Как только проехали ворота Верхних Зараз, я сползла с телеги и, откланявшись, поплелась дальше.
До дома кузнеца дошла быстро. Именно в нем жила моя сестра, искусно совмещая домашние дела и мелкие пакости. Изба под присмотром домового была крепкой: не косилась и не гнила. Деревянный настил пола не скрипел, а печь мирно чадила дымом, согревая зимними ночами жильцов. Но стоило только Марке – дочери кузнеца – вовремя не постирать белье или не намыть посуду, как в дело вступала моя сестра: путала нитки, завязывала узелки на пряже, а то и вовсе распускала уже связанное, ловко сваливая вину на несуществующих крыс.
Перекинувшись с Кракамырой парой слов, я вручила ей лопатки и ведро, наполненное доверху сочной лесной малиной. Попрощалась и поспешила покинуть неуютный людской дом, насквозь пропахший дымом и железом.
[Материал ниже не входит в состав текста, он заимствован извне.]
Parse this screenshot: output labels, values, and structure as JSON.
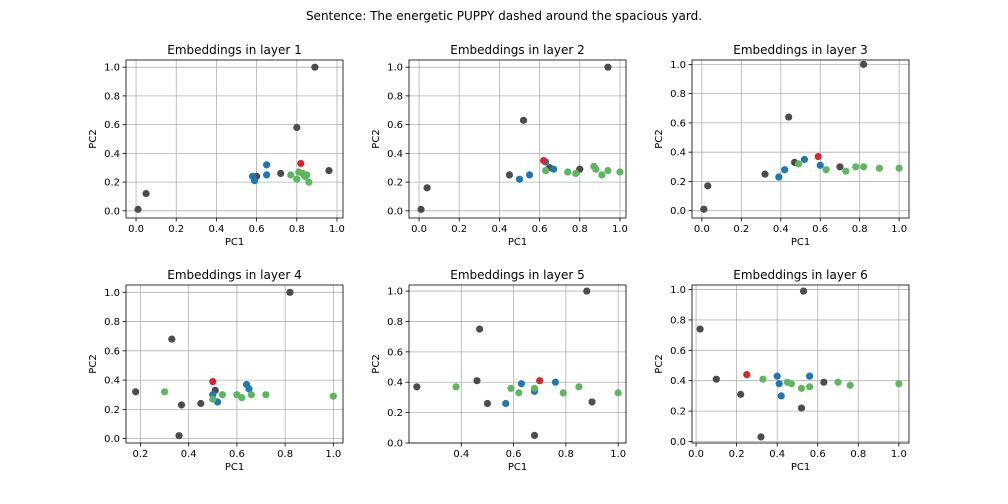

Пыльная дорога селения вилась между домами. Она или заворачивалась в круги, обнимая колодцы, либо ложилась стрелой. Больше половины изб выглядывали из земли меньше, чем наполовину. Заросшие дерном крыши упирались в траву, отчего казалось, что в селении стоят большие шалаши. Тут же находились овины, сараи и более крепкие избы на сваях с новыми кленовыми сенями. Куры расхаживали прямо под ногами, свиньи дремали в грязи, бабы переругивались между собой, не отвлекаясь от домашних дел.